Semua Shodaqoh Adalah Jariyah (Pahalanya Tidak Terputus)
Oleh: Moh. Dliya'ul Chaq
Keinginan memberi kepada yang tak mampu adalah naluri dan nurani setiap manusia. Sekejam-kejamnya manusia, di dalam hatinya pasti memiliki rasa sayang antar sesama dan ingin menolong yang lemah. Walaupun terkadang ia tidak mampu melaksanakan apa yang di dalam hatinya. Memang ada di dunia ini sifat pelit. Namun sepelit-pelitnya manusia, ia tetap ingin memberi kepada orang yang dianggapnya layak untuk diberi. Artinya sepelit-pelitnya manusia, di dalam hatinya pasti masih terdapat keinginan untuk memberi.

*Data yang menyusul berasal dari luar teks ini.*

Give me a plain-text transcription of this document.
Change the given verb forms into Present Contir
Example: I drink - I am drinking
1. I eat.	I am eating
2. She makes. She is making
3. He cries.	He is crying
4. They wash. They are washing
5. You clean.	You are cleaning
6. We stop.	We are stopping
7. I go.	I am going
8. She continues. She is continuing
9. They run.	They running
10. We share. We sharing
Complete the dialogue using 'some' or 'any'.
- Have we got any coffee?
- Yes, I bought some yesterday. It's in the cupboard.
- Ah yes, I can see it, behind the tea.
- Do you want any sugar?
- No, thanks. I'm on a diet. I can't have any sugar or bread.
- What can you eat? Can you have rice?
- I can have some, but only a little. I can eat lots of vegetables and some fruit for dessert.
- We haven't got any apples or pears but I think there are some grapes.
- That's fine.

Namun memberi tidaklah mudah. Artinya, tidak semua orang mampu melaksanakan keinginan untuk memberi. Berbagai alasan dan (peng)kondisi(an) dimunculkan. Entah setan atau nafsu yang memunculkannya. Yang jelas alasan dan (peng)kondisi(an) itu menjadi alas logika untuk tidak jadi memberi. Merasa miskin, malu memberi sedikit, masih banyak waktu, ia tidak pantas diberi, dan lain sebagainya adalah di antara alasan dan peng(kondisi)an untuk tidak memberi. Padahal memberi tidak harus kaya, tidak perlu malu walaupun sedikit, tidak perlu menunda, dan juga tidak perlu melihat siapa dan untuk apa pemberian dari kita digunakan oleh mereka. Tapi memberi adalah membuat manusia di samping kita bisa tersenyum, bahagia. Oleh karenanya, dalam sebuah hadits, senyum pun dinilai shodaqoh.

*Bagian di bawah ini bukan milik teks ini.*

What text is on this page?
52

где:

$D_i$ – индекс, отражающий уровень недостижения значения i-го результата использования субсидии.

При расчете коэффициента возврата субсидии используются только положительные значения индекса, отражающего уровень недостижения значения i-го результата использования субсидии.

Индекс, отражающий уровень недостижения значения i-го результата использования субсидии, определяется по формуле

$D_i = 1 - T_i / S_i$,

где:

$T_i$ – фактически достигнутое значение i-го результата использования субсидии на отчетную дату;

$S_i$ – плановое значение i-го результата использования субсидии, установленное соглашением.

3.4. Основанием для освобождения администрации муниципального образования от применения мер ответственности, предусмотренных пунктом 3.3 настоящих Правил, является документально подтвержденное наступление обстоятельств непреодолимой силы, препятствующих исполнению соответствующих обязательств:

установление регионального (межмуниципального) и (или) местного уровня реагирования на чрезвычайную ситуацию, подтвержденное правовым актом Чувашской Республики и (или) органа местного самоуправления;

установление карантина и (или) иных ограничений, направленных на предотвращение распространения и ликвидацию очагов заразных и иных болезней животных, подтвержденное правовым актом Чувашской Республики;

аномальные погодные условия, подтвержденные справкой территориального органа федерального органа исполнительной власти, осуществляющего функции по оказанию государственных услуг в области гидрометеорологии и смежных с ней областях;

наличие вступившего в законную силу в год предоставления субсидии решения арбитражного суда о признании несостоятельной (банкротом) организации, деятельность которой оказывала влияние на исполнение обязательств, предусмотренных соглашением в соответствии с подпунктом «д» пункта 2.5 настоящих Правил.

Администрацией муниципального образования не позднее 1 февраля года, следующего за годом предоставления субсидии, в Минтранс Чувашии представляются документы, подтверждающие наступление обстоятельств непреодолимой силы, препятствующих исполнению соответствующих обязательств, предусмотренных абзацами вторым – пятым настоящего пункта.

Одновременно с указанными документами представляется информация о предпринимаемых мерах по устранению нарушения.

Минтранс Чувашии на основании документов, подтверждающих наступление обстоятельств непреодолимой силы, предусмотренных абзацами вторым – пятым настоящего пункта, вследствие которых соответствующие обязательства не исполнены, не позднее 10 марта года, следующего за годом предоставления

Karena sulit, maka Allah memberikan iming-iming dan imbalan yang luar biasa bagi orang yang memberi. Ada yang imbalanyya berupa pahala yang tak pernah putus (jariyah). Ada banyak pengistilahan dalam memberi yang imbalannya dinilai tidak akan terputus (jariyah), yaitu wakaf dan sedekah untuk kepentingan umum lainnya.

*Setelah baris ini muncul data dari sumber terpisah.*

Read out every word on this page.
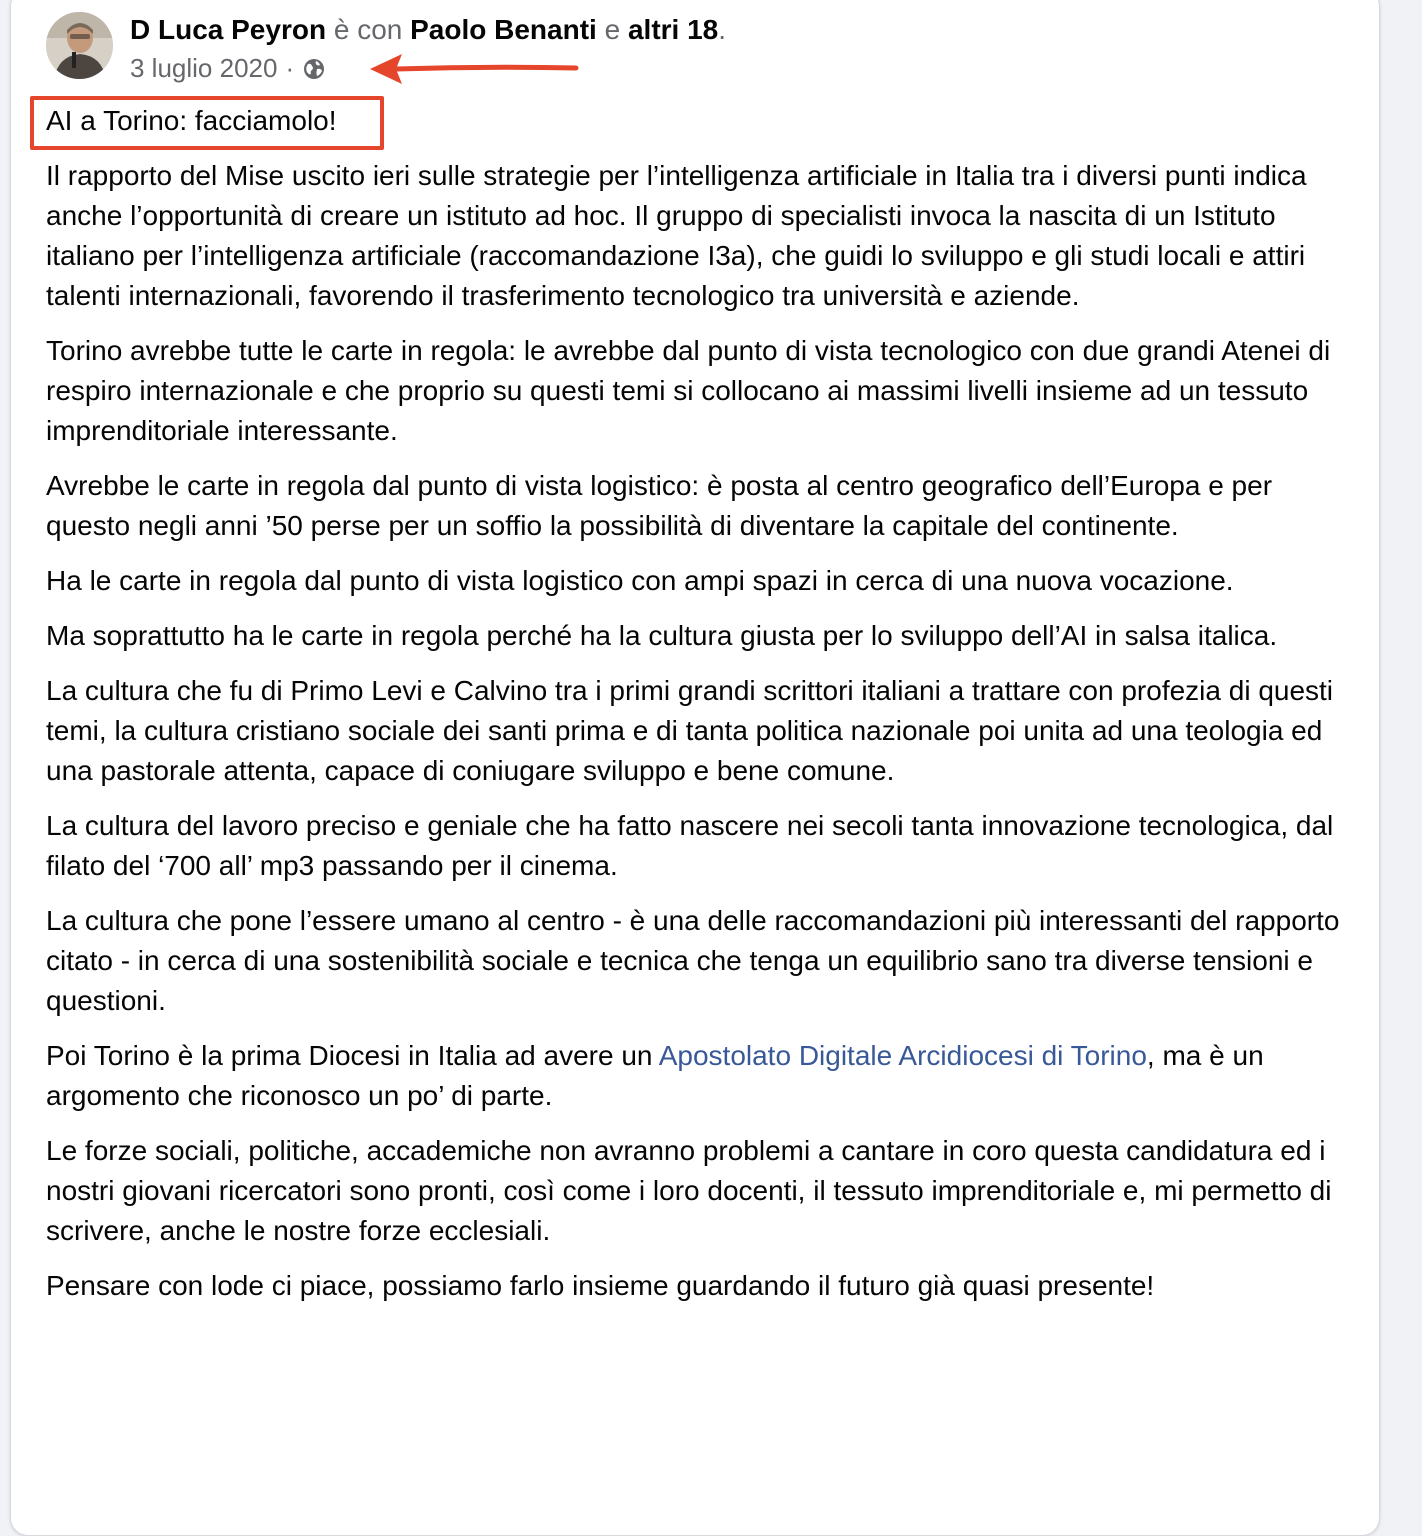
D Luca Peyron è con Paolo Benanti e altri 18.
3 luglio 2020 ·
AI a Torino: facciamolo!

Il rapporto del Mise uscito ieri sulle strategie per l’intelligenza artificiale in Italia tra i diversi punti indica anche l’opportunità di creare un istituto ad hoc. Il gruppo di specialisti invoca la nascita di un Istituto italiano per l’intelligenza artificiale (raccomandazione I3a), che guidi lo sviluppo e gli studi locali e attiri talenti internazionali, favorendo il trasferimento tecnologico tra università e aziende.

Torino avrebbe tutte le carte in regola: le avrebbe dal punto di vista tecnologico con due grandi Atenei di respiro internazionale e che proprio su questi temi si collocano ai massimi livelli insieme ad un tessuto imprenditoriale interessante.

Avrebbe le carte in regola dal punto di vista logistico: è posta al centro geografico dell’Europa e per questo negli anni ’50 perse per un soffio la possibilità di diventare la capitale del continente.

Ha le carte in regola dal punto di vista logistico con ampi spazi in cerca di una nuova vocazione.

Ma soprattutto ha le carte in regola perché ha la cultura giusta per lo sviluppo dell’AI in salsa italica.

La cultura che fu di Primo Levi e Calvino tra i primi grandi scrittori italiani a trattare con profezia di questi temi, la cultura cristiano sociale dei santi prima e di tanta politica nazionale poi unita ad una teologia ed una pastorale attenta, capace di coniugare sviluppo e bene comune.

La cultura del lavoro preciso e geniale che ha fatto nascere nei secoli tanta innovazione tecnologica, dal filato del ‘700 all’ mp3 passando per il cinema.

La cultura che pone l’essere umano al centro - è una delle raccomandazioni più interessanti del rapporto citato - in cerca di una sostenibilità sociale e tecnica che tenga un equilibrio sano tra diverse tensioni e questioni.

Poi Torino è la prima Diocesi in Italia ad avere un Apostolato Digitale Arcidiocesi di Torino, ma è un argomento che riconosco un po’ di parte.

Le forze sociali, politiche, accademiche non avranno problemi a cantare in coro questa candidatura ed i nostri giovani ricercatori sono pronti, così come i loro docenti, il tessuto imprenditoriale e, mi permetto di scrivere, anche le nostre forze ecclesiali.

Pensare con lode ci piace, possiamo farlo insieme guardando il futuro già quasi presente!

Namun, jika ditelaah lebih lanjut, pada hakikatnya, memberi adalah shodaqoh jariyah, apapun bentuknya dan kepada siapapun diberikannya. Shodaqoh jariyah tidak terkhusus pada wakaf dan untuk kepentingan umum saja. Orang yang memberi kepada anak yatim, orang miskin atau siapapun, maka selama anak yatim, si miskin atau yang diberi itu hidup, pahalanya tidak akan terputus. Entah itu di makan atau digunakan untuk yang lainnya. Jika di makan oleh yang menerima pemberian, maka apa yang diberikan telah menjadi darah yang dalam diri yang menerima pemberian itu. Dan selama tubuh itu ada, maka selama itu pula pahala akan mengalir pada yang memberi. Terlebih jika yang menerima pemberian ternyata adalah anak sholeh atau orang memiliki ilmu manfaat. Begitupun jika tidak untuk dimakan, misalnya untuk pakaian. Di mana pakaian itu kemudian digunakan untuk bekerja dan hasil bekerjanya untuk menghidupi keluarganya atau menyekolahkannya, maka lagi-lagi pemberian itu menjadi fasilitas (washilah) mengalirnya pahala sampai kapanpun. Begitupun sedekah pada pengemis, pencari ilmu, ulama', anak, keluarga, dan lain sebagainya. Semuanya memiliki rasionalisasi jariyah.
Maka, tidak ada sedekah yang pahalanya terputus. Semua sedekah pahalanya mengalir pada pemberi sedekah. Tinggal bagaimana setiap pemberi sedekah meningkatkan kualitas dan kuantitas sedekah.